When the rains begins to fall

Publié le par jenevousaimeplus.over-blog.org

La semaine de l'enfer a commencé il y a tout juste une semaine (j'ai le sens du timing). J'ai d'abord vécu hors les murs pour cause de réunion Tupperware internationale se déroulant en partie chez moi (Belle brute a des ami(e)s du monde entier). Vendredi soir, appel de Trompette vers 21 heures (timing parfait à quelques heures près) - il ne fait jamais ce genre de chose, j'ai eu très peur pour lui quand j'ai entendu sa voix - Trompette énervé, se plaignant de Pia Zadora. Moi j'étais chez l'Esthète angoissé, à regarder un documentaire sur les Spice girls, dont l'Esthète est grand fan (non, ce n'est pas vrai, mais je ne peux pas tout dire non plus). Mais parlons un peu de Pia. Pia est d'abord l'héroïne d'une très belle chanson de Mathieu Boogaerts que j'ai beaucoup écoutée en 2002, surtout l'été 2002 - que j'ai partagé avec le Musicien franco-britannique qui est passé de la guitare folk au noise il y a quelques années, et qui vient d'emménager avec la Grande artiste (prions (mais qui ?) ensemble pour qu'ils n'aient pas trop froid cet hiver, ces lofts new-yorkais sont d'un glacial !), et aussi, déjà, avec l'Esthète angoissé... mais j'y reviendrai peut-être (ça m'étonnerait).

Prénom : Pia. Nom : Zadora. Nom de code : Brushing souriant.

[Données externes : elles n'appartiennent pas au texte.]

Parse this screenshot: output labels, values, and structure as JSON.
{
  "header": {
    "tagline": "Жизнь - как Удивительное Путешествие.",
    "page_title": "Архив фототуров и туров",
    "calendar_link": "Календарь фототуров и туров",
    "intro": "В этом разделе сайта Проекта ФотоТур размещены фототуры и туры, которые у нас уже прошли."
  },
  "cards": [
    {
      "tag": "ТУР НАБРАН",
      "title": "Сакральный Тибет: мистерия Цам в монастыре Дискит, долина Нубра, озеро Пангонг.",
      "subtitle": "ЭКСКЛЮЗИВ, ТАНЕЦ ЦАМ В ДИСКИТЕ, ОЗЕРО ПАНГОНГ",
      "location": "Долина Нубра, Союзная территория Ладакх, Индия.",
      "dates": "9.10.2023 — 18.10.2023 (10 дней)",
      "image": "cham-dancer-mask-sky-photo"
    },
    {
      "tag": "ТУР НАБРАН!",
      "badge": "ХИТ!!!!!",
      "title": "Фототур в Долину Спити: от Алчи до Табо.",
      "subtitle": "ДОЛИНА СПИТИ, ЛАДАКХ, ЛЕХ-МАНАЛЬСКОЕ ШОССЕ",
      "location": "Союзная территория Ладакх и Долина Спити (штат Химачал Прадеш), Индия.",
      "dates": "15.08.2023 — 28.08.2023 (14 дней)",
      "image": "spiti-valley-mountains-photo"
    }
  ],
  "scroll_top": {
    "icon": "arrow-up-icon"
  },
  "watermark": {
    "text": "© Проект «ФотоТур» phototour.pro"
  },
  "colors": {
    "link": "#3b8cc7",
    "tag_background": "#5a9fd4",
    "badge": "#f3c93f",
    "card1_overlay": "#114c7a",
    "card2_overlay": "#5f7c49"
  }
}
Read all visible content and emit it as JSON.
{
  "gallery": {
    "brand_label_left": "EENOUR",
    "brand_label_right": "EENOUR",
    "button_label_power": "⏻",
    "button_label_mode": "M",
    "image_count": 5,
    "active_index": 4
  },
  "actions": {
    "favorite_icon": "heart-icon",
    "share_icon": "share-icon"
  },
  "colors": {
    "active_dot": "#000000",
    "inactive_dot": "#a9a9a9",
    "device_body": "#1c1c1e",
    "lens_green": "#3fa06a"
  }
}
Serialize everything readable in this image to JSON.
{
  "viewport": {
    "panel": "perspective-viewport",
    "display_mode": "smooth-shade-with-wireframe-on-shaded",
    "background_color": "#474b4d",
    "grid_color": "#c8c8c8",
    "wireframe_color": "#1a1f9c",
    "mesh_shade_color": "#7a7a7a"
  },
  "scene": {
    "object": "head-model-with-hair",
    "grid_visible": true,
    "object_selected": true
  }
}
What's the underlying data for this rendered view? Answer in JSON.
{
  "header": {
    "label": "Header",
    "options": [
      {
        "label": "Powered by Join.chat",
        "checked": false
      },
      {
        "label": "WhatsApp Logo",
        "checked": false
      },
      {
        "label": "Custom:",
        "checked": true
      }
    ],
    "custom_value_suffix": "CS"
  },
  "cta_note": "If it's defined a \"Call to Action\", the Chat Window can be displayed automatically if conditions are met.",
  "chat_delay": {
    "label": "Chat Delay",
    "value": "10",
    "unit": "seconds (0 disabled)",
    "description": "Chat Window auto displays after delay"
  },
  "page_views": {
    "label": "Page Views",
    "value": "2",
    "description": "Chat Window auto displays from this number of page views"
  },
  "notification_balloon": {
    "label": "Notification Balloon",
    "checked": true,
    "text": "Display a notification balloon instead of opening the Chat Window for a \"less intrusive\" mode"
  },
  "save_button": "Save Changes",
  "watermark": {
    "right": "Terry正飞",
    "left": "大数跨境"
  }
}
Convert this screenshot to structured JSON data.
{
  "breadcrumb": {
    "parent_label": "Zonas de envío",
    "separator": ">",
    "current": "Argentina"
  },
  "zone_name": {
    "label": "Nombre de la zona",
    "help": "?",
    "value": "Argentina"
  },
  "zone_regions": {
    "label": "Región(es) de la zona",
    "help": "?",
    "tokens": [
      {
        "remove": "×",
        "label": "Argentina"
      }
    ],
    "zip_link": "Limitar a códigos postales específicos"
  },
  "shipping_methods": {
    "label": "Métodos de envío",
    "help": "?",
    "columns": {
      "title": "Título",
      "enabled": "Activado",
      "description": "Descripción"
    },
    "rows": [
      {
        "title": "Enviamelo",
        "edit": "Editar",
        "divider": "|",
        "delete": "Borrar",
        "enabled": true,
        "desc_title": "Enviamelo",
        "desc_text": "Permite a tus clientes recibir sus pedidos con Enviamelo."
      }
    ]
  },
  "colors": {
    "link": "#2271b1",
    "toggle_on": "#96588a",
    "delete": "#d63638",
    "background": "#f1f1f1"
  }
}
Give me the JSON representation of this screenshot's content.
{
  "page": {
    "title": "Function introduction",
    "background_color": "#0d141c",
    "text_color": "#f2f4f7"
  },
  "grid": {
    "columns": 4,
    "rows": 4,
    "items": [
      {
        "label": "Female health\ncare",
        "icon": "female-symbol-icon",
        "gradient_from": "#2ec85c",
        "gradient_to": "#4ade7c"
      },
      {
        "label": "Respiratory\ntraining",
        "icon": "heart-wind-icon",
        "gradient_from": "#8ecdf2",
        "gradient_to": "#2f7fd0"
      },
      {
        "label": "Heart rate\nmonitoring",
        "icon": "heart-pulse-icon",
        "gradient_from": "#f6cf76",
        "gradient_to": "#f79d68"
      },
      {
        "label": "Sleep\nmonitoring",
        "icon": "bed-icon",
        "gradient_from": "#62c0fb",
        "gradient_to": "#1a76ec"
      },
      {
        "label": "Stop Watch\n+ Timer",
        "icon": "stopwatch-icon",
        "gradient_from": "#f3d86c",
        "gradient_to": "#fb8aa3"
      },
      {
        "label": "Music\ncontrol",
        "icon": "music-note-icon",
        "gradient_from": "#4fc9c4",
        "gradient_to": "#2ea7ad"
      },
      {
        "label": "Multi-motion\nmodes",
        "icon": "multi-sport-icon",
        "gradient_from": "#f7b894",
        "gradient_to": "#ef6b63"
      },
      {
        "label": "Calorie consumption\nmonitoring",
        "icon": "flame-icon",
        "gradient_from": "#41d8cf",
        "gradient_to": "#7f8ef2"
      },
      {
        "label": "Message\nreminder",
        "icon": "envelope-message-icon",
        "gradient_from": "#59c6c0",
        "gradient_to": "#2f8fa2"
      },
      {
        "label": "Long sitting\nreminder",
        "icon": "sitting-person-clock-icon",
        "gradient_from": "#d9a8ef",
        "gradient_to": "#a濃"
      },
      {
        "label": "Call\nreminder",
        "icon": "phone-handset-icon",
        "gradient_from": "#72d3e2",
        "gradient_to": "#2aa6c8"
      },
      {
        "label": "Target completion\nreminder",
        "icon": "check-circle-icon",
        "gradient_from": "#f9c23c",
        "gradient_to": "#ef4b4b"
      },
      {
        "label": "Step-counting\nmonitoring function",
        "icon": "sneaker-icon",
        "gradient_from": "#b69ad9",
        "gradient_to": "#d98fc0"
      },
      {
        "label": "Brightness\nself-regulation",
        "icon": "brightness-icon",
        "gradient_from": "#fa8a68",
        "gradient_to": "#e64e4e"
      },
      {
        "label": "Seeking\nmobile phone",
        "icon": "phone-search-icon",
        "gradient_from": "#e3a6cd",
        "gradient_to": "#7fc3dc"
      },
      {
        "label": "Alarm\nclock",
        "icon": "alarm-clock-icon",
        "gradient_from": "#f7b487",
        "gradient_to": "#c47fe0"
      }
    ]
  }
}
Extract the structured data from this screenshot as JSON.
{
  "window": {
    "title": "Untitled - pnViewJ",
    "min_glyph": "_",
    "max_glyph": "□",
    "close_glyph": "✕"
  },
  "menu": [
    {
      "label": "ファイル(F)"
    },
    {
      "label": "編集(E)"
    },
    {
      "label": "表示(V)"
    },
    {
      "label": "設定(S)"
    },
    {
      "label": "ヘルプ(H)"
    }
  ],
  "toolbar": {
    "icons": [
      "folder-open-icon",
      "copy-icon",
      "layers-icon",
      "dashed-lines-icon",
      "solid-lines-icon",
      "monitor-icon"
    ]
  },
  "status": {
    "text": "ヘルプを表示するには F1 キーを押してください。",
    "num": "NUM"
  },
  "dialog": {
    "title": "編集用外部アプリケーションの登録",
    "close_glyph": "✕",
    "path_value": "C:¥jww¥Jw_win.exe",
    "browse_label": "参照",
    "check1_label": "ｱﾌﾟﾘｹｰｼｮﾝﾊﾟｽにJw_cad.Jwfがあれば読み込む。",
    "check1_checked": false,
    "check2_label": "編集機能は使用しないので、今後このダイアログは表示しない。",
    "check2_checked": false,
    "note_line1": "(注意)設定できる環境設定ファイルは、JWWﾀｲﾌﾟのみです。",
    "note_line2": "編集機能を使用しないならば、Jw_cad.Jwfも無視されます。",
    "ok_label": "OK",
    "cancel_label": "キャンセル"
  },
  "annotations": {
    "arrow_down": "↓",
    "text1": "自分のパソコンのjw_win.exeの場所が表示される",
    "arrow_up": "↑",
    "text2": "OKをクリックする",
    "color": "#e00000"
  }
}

Elle m'avait d'abord enseigné, en gourou malgré elle, l'hypocrisie facile. Au début, quand j'ai commencé à travailler au garage, je pensais qu'on s'aimait bien. Que nous arrivions, toutes les deux, à transcender la lutte des classe, qu'un monde meilleur était possible (d'ailleurs, j'en parlais beaucoup). Et puis, je me suis aperçue qu'elle ne m'aimait pas tant que ça. Enfin, pas tout le temps. Je m'y suis faite. Parce que c'est facile, et aussi parce qu'en découvrant la vie de salariée, on est obligé d'apprendre de NOUVELLES REGLES SOCIALES (c'est comme se voiler quand on part en voyage en Arabie Saoudite).

Peu à peu ces nouvelles façon de communiquer sont devenues moins artificielles et nous avions trouvé, elle et moi, un nouveau langage que nous n'utilisions qu'entre nous (enfin, que moi, je n'utilisais qu'avec elle).

Mais j'ignore où ce billet va m'emporter. Je m'étais promis de n'être jamais malveillante ici, à part contre :

1) les esclavagistes

2) Les tortionnaires

3) Les défenseurs des lois du Marché

4) Les trous du cul (cette catégorie me dispensant de faire une liste longue comme mes jambes si j'étais grande comme je l'aimerais (1 mètre 80))

Pia Zadora n'est pas esclavagiste (ou alors sans faire vraiment exprès) (je dis ça parce qu'en fait j'ai oublié de vous dire : elle est riche) (et à mon avis les riches sont souvent riches parce qu'ils ont commis de mauvaises actions - directement ou indirectement) (sauf le mec (je l'ai croisé en vrai !) qui a inventé le jeu "Jungle speed") (et encore, il n'est pas très riche) ; elle n'est pas une tortionnaire non plus (en même temps, peu de femmes le sont) ; etc. (je ne voudrais pas vous lasser). Aussi je ne rentrerai finalement pas dans les détails de cette semaine de l'enfer. Ce soir ça va beaucoup mieux. Et j'aimerais juste qu'il pleuve, pour qu'enfin ce ciel en tapis de bain dégueulasse se nettoie un peu.

Merci Pia Zadora, grâce à toi j'ai une super chanson dans la tête depuis hier soir (quand j'ai enfin trouvé ton pseudo).

Spéciale dédicace à l'Esthète angoissé. Oui. Encore.